There’s no trace of her cheerfulness, the constant mischievousness and innocence in her eyes, or the energy that bubbles from her pores.
She might have physically shot me, but I killed her.
And there’s only one way to bring her back to life.
Even if it means sacrificing my own in return.
“Okay,” I whisper.
Her brows crease. “Okay?”
“I’ll take you home.”
“You…you will?”
“Have I ever lied to you?”
She shakes her head frantically, some of the light seeping back to her eyes. Slowly but steadily.
Fuck.
The knowledge that I nearly broke her spirit makes me want to shoot myself and, this time, never wake up.
That would be better than hearing the sound of my crumbling insides or witnessing her live without me.
It’d fucking rip me apart.
“Now, come down from the edge.” I offer her my hand, but she stares at it suspiciously.
We remain like that for a moment, her gaze sliding from my face to my hand and back again.
“Annika.”
“Yeah?”
“It’s raining.”
“I know.”
“Dance with me.”
Her eyes widen, the blue and gray clashing for dominance.

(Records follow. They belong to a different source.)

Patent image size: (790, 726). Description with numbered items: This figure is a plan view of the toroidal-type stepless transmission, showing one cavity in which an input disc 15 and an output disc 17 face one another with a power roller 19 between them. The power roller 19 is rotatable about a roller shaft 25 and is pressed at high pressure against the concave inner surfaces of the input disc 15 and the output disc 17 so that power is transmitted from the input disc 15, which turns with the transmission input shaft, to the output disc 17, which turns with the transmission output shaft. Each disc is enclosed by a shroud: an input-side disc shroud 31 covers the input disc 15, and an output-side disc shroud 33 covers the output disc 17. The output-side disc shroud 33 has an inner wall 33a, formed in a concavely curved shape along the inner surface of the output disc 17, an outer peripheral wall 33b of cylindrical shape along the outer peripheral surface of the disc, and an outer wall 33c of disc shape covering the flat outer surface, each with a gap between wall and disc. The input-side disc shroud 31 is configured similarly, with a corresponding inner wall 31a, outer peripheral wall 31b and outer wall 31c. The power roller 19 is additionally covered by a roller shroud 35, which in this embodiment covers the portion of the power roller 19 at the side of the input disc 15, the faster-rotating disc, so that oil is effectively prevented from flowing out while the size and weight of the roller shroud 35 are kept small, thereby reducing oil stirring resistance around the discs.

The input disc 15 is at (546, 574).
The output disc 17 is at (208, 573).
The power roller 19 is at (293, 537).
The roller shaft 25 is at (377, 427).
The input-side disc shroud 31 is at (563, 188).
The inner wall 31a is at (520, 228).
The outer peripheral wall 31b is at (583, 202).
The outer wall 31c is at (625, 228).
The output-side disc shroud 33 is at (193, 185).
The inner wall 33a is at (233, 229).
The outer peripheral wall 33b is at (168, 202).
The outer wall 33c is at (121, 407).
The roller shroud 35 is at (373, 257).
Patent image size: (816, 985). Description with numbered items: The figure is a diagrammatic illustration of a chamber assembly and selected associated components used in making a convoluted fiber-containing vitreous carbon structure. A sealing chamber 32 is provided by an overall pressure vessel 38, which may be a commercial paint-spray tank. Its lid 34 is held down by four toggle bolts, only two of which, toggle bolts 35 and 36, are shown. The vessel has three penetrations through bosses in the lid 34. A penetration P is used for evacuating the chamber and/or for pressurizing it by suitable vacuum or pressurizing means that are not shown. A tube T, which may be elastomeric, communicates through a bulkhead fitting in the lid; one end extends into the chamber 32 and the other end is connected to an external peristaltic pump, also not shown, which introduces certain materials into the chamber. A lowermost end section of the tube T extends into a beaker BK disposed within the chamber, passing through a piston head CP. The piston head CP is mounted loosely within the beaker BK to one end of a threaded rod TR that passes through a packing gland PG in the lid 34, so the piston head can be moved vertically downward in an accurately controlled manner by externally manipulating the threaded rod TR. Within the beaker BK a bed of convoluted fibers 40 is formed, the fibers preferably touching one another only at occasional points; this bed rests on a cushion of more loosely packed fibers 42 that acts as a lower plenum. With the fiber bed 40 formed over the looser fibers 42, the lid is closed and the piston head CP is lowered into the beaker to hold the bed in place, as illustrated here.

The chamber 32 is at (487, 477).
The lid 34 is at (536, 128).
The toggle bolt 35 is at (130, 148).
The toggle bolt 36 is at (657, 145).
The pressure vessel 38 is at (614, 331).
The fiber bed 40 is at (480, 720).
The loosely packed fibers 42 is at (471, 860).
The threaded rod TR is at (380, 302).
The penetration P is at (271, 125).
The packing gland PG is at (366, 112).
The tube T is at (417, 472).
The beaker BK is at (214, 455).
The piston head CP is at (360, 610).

Despite her constant nagging about her hair and clothes, Annika loves when we dance in the rain. It brings out memories of our first date and kiss. Of the time I decided she’d become mine for good.

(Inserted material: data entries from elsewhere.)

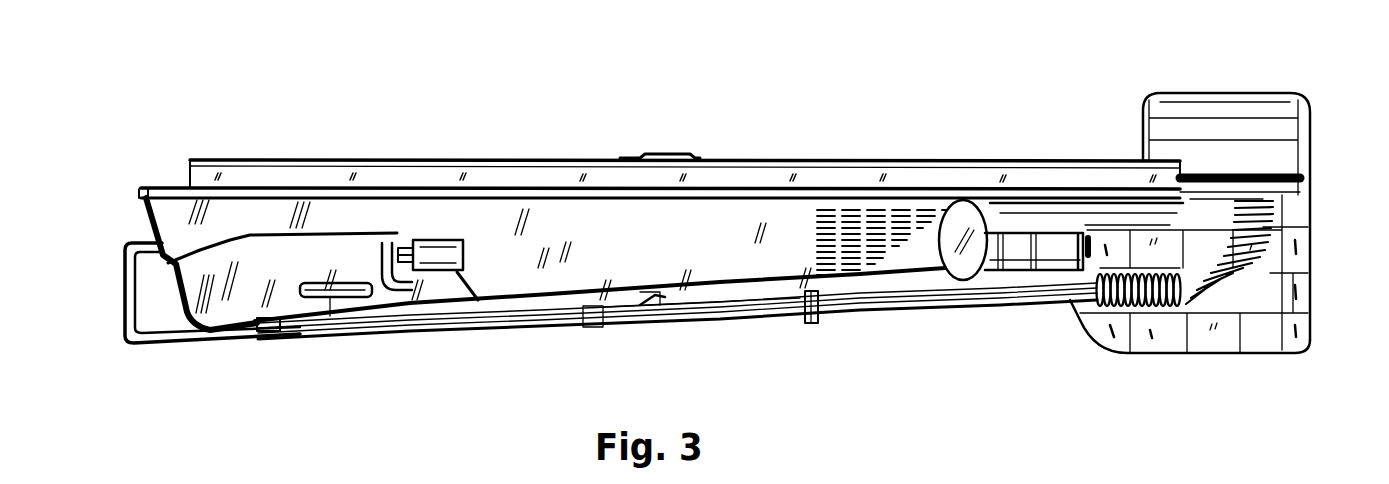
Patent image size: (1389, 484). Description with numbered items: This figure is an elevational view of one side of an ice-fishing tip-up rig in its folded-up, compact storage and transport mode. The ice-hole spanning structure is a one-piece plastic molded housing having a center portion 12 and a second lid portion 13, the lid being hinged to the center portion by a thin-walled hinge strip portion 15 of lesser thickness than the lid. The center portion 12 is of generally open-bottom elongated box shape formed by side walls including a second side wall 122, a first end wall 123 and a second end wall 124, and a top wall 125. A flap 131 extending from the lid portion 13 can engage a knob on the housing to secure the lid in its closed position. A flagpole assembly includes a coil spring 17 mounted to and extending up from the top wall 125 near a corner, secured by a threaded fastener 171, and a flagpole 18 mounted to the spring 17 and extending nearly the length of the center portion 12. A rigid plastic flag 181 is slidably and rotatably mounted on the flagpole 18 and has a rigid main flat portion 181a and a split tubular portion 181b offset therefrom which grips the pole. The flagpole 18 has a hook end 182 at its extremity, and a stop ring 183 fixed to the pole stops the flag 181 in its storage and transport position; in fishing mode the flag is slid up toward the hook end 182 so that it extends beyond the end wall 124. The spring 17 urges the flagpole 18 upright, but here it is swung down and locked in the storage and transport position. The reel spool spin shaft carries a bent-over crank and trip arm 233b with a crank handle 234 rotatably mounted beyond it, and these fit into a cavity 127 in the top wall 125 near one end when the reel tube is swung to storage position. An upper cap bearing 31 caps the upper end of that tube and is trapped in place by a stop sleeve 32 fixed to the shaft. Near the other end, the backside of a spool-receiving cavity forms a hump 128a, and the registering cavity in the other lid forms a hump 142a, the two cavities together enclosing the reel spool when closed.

The center portion 12 is at (1007, 192).
The second lid portion 13 is at (743, 159).
The hinge strip portion 15 is at (833, 180).
The coil spring 17 is at (1273, 222).
The flagpole 18 is at (987, 307).
The upper cap bearing 31 is at (457, 257).
The stop sleeve 32 is at (410, 247).
The second side wall 122 is at (550, 222).
The first end wall 123 is at (1308, 268).
The second end wall 124 is at (147, 215).
The top wall 125 is at (872, 278).
The cavity 127 is at (247, 283).
The hump 128a is at (1205, 355).
The flap 131 is at (628, 156).
The hump 142a is at (1240, 93).
The threaded fastener 171 is at (1255, 183).
The flag 181 is at (660, 297).
The main flat portion 181a is at (517, 303).
The split tubular portion 181b is at (630, 327).
The hook end 182 is at (125, 295).
The stop ring 183 is at (810, 323).
The crank and trip arm 233b is at (393, 243).
The crank handle 234 is at (330, 293).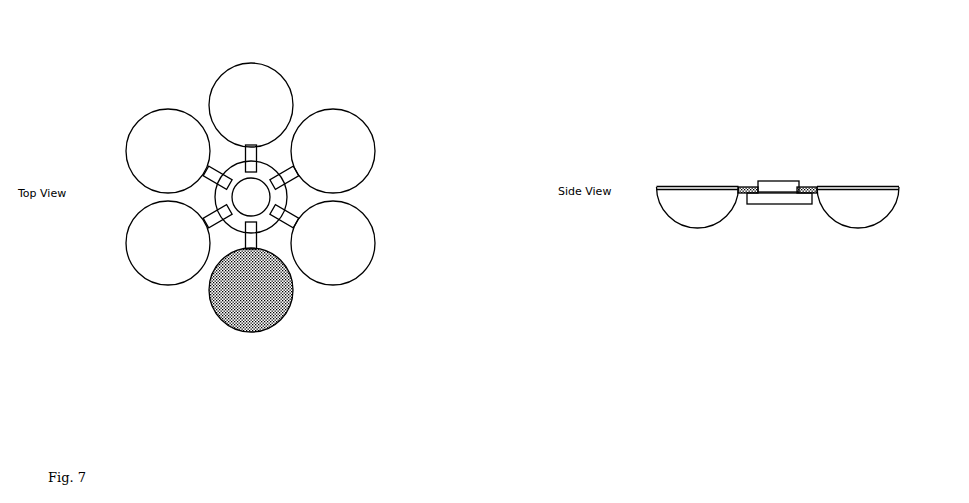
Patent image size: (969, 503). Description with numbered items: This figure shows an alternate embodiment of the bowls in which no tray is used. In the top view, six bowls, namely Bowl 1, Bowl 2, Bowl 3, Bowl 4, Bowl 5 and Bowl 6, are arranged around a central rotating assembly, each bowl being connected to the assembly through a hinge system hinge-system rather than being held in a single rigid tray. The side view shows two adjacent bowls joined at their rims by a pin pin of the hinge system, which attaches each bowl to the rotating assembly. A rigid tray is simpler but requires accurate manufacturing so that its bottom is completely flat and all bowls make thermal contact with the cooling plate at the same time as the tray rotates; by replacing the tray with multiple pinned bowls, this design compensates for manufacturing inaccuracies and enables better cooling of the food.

The bowl 1 is at (251, 290).
The bowl 2 is at (168, 243).
The bowl 3 is at (168, 151).
The bowl 4 is at (251, 105).
The bowl 5 is at (333, 151).
The bowl 6 is at (333, 243).
The hinge system hinge-system is at (272, 163).
The element pin is at (813, 188).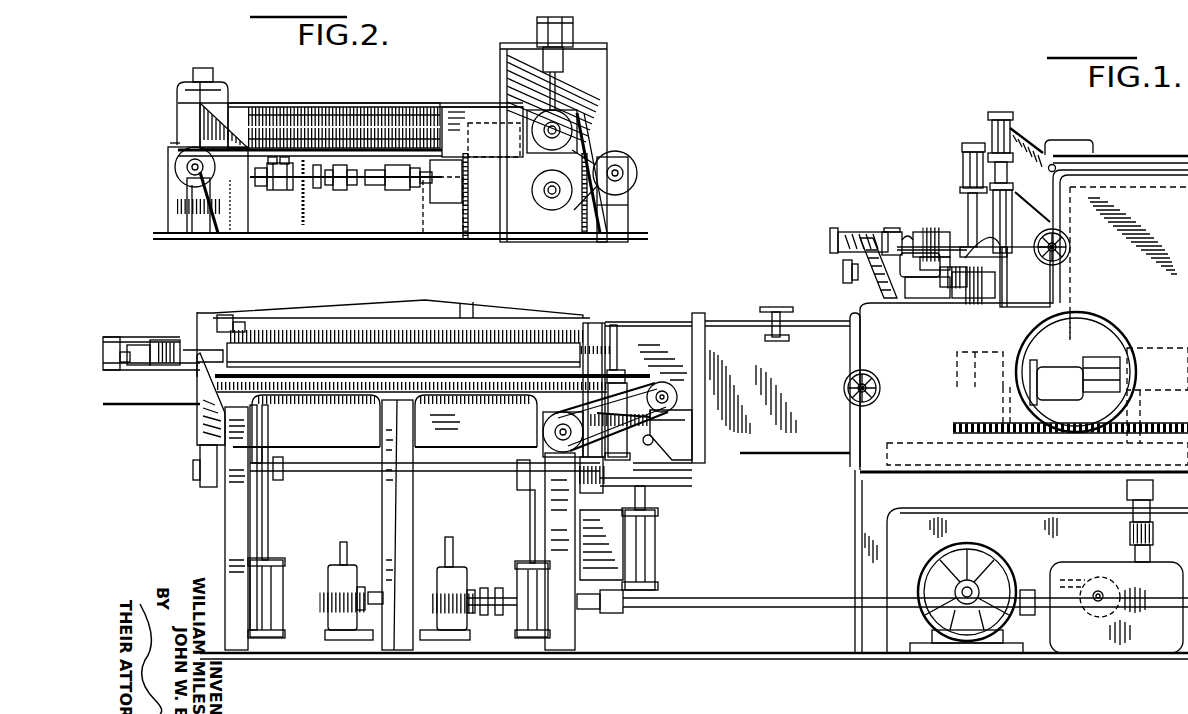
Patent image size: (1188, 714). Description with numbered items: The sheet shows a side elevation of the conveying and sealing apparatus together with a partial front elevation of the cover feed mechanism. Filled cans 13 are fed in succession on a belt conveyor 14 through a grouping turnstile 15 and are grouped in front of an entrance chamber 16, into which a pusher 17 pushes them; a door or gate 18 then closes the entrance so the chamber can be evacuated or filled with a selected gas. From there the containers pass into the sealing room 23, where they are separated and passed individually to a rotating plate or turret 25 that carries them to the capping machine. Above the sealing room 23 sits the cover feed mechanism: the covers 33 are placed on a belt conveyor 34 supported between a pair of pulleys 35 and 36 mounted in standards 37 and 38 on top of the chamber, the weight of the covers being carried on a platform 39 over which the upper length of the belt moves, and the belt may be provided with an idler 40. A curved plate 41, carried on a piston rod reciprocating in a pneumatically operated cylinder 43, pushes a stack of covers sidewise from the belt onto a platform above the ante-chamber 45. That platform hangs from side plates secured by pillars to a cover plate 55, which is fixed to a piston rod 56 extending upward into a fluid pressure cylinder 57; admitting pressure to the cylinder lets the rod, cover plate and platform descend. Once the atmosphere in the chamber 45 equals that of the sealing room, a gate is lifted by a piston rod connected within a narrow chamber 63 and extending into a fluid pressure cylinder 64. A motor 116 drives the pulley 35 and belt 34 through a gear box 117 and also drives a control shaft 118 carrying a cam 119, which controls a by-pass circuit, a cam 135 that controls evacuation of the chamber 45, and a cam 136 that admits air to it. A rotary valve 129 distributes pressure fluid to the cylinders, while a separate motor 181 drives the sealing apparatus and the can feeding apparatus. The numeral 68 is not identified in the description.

In FIG. 1, the cans 13 is at (118, 338).
In FIG. 1, the belt conveyor 14 is at (292, 380).
In FIG. 1, the grouping turnstile 15 is at (117, 375).
In FIG. 1, the entrance chamber 16 is at (393, 308).
In FIG. 1, the pusher 17 is at (520, 363).
In FIG. 1, the door or gate 18 is at (257, 330).
In FIG. 2, the sealing room 23 is at (330, 235).
In FIG. 1, the sealing room 23 is at (880, 345).
In FIG. 1, the rotating plate or turret 25 is at (970, 370).
In FIG. 2, the covers 33 is at (367, 110).
In FIG. 2, the belt conveyor 34 is at (180, 142).
In FIG. 1, the belt conveyor 34 is at (922, 295).
In FIG. 2, the pulley 35 is at (180, 166).
In FIG. 2, the pulley 36 is at (637, 170).
In FIG. 1, the pulley 36 is at (935, 298).
In FIG. 2, the standard 37 is at (187, 207).
In FIG. 2, the standard 38 is at (628, 221).
In FIG. 1, the standard 38 is at (902, 290).
In FIG. 2, the platform 39 is at (537, 160).
In FIG. 2, the idler 40 is at (565, 213).
In FIG. 2, the plate 41 is at (577, 118).
In FIG. 1, the plate 41 is at (905, 230).
In FIG. 2, the pneumatically operated cylinder 43 is at (545, 118).
In FIG. 1, the pneumatically operated cylinder 43 is at (840, 235).
In FIG. 1, the chamber 45 is at (990, 285).
In FIG. 1, the cover plate 55 is at (990, 262).
In FIG. 2, the piston rod 56 is at (560, 82).
In FIG. 1, the piston rod 56 is at (970, 215).
In FIG. 2, the fluid pressure cylinder 57 is at (573, 30).
In FIG. 1, the fluid pressure cylinder 57 is at (963, 168).
In FIG. 1, the narrow chamber 63 is at (1012, 222).
In FIG. 1, the fluid pressure cylinder 64 is at (1013, 126).
In FIG. 2, the belt 68 is at (540, 195).
In FIG. 1, the belt 68 is at (852, 288).
In FIG. 2, the motor 116 is at (185, 105).
In FIG. 2, the gear box 117 is at (170, 187).
In FIG. 2, the control shaft 118 is at (295, 185).
In FIG. 2, the cam 119 is at (303, 215).
In FIG. 2, the rotary valve 129 is at (470, 170).
In FIG. 2, the cam 135 is at (388, 195).
In FIG. 2, the cam 136 is at (345, 192).
In FIG. 1, the motor 181 is at (997, 560).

Her chin trembles and so does her voice. “But you don’t dance.”
“I do with you.”
“I don’t like the rain.”
“You do for me.” This time when I nod at my extended hand, she takes it.
I tug her so forcibly that she lands against my chest and her small palms fall on my shoulders. My hand grabs onto her waist and we sway slowly to the sound of the rain.
We’re pressed against one another so closely that I want to stop time right at this moment. Lately, whenever we’re this close, she pushes back or tries to put as much distance between us as possible.
But right now, she stares up at me with expectant eyes, eyes so full of light, I want to kick myself and throw my body into a ditch for ever tainting her with my darkness.
These eyes are only meant for light.
We continue swaying slowly, gently, and she doesn’t stop staring at me. Whenever the rain gets in her eyes, she blinks it away to watch me closely, as if wanting to peel open my exterior and peek inside me.
“Does this mean you’ll forget about the past?” she murmurs hopefully, expectantly.
And I hate to crush that hope, or decimate it, but that’s exactly what I have to do to give her a new beginning.
One where I’m not tarnishing her life.
I was always meant to break Annika Volkov. I just didn’t know I’d be the one broken instead.
“I can’t erase my past.”
Her feet come to a halt as everything shakes—her chin, her body, her lips. “What about your present and future?”
“I’ve already lost those.”
“That’s not—”
Her words are cut off when a commotion erupts on other end of the beach.
I frown.
No one is supposed to be here. This island is owned by Grandpa Jonathan and only he and Dad use it whenever they need a holiday. But they wouldn’t come over, considering they both know I’m here.
Unless they decided to come uninvited. Maybe Mum and Nan pressured them into bringing them here to see me?
No.
Something is wrong about this.
“Stay here,” I tell Annika and start to take the road down.
When I turn around to make sure she didn’t go back to the rocky shore, I find her hot on my heels.
“What?” she asks. “I want to know what’s going on.”
It’s useless to try to stop her and we don’t have time anyway. The rain has stopped as abruptly as it started by the time we reach the beach.
Several men in black patrol the whole area like some special agent soldiers.
I don’t hear footsteps, but I hear Annika’s shriek as I’m hit from behind.